# 02. Data Cleaning Notebook

## Objectives
- Remove duplicate entries from the dataset to ensure data quality
- Handle missing values using appropriate strategies
- Standardize data formats and fix inconsistent data types

## Inputs
- A cleaned version of the raw dataset file from data collection phase (i.e lang_proficiency_results)

## Outputs
- Cleaned dataset with consistent formatting and data types
- Documentation of data cleaning decisions and transformations applied
- Summary statistics of data quality improvements

## Additional information
- All cleaning operations are documented with clear rationale for reproducibility
- Any data removed or significantly modified is logged for transparency
- Raw data backups are preserved and data quality metrics tracked throughout the process
- Missing values and outliers are handled using domain-appropriate strategies with clear documentation

---

# Project Directory Structure

## Change working directory

We need to change the working directory from its current folder to the folder the code of this project is currently located

In [1]:
import os
current_dir = os.getcwd()
current_dir

'c:\\Users\\husse\\OneDrive\\Projects\\lang-level-pred\\jupyter_notebooks'

In [2]:
from pathlib import Path

# swtich to project root directory
project_root = Path.cwd().parent
os.chdir(project_root)
print(f"Working directory: {os.getcwd()}")

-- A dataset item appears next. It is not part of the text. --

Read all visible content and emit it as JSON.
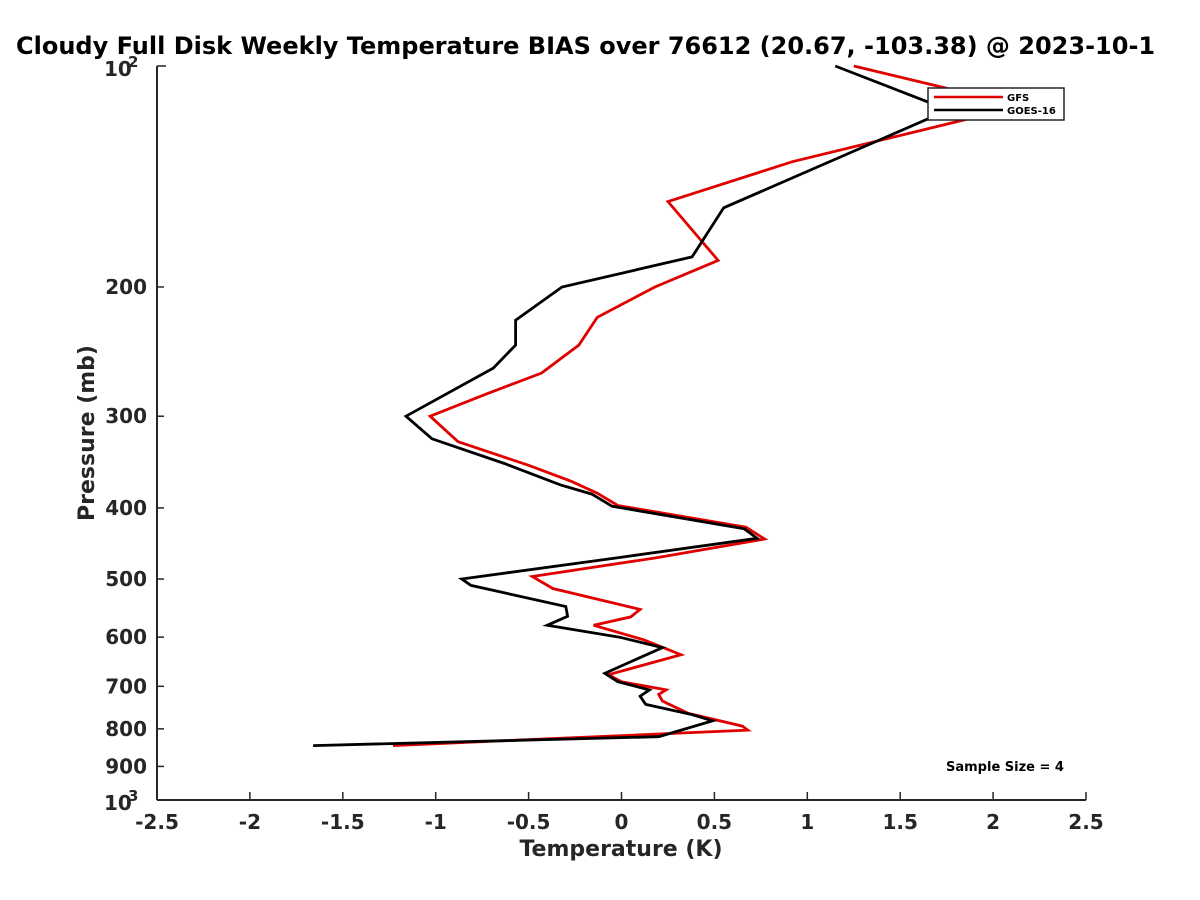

Working directory: c:\Users\husse\OneDrive\Projects\lang-level-pred


---

# Data loading and basic exploration
This code block imports fundamental Python libraries for data analysis and visualization and checks their versions

- pandas: For data manipulation and analysis
- numpy: For numerical computations
- matplotlib: For creating visualizations and plots

The version checks help ensure:
- Code compatibility across different environments
- Reproducibility of analysis
- Easy debugging of version-specific issues

In [4]:
# Import data analysis tools
import pandas as pd
import numpy as np
import matplotlib
import matplotlib.pyplot as plt


print(f"pandas version: {pd.__version__}")
print(f"NumPy version: {np.__version__}")
print(f"matplotlib version: {matplotlib.__version__}")

pandas version: 2.3.1
NumPy version: 2.3.1
matplotlib version: 3.10.5


### List Files and Folders
- This code shows what files and folders are in our data folder and what folder we are currently in. 
- Subsequently we aren't in the right folder so the current path is set to the parent folder.

In [5]:
import os
from pathlib import Path

dataset_dir = Path("data/raw")
print(f"[INFO] Files/folders available in {dataset_dir}:")
os.listdir(dataset_dir)

[INFO] Files/folders available in data\raw:


['lang_proficiency_results_raw.csv']

## Load dataset
This code loads the dataset that is then displayed in the dataframe.

In [7]:
import pandas as pd
from pathlib import Path

# Define the path to the CSV file
file_path = Path("data/raw/lang_proficiency_results_raw.csv")

# Read the CSV file
df = pd.read_csv(file_path)

## Identifying problems in dataset

### Check Missing Values in Dataset
This code analyzes and displays missing values in our bulldozer dataset:
- Uses pandas' isna() function to identify missing values
- Counts total missing values per column using sum()
- Sorts results in descending order to highlight columns with most missing data

Previously this showed multiple missing values in some of the columns but i mistakenly ran it again after fixing the issue.

In [8]:
# Check missing values
df.isna().sum().sort_values(ascending=False)

overall_cefr       16
listening_score    16
speaking_score     14
reading_score       9
writing_score       8
user_id             0
dtype: int64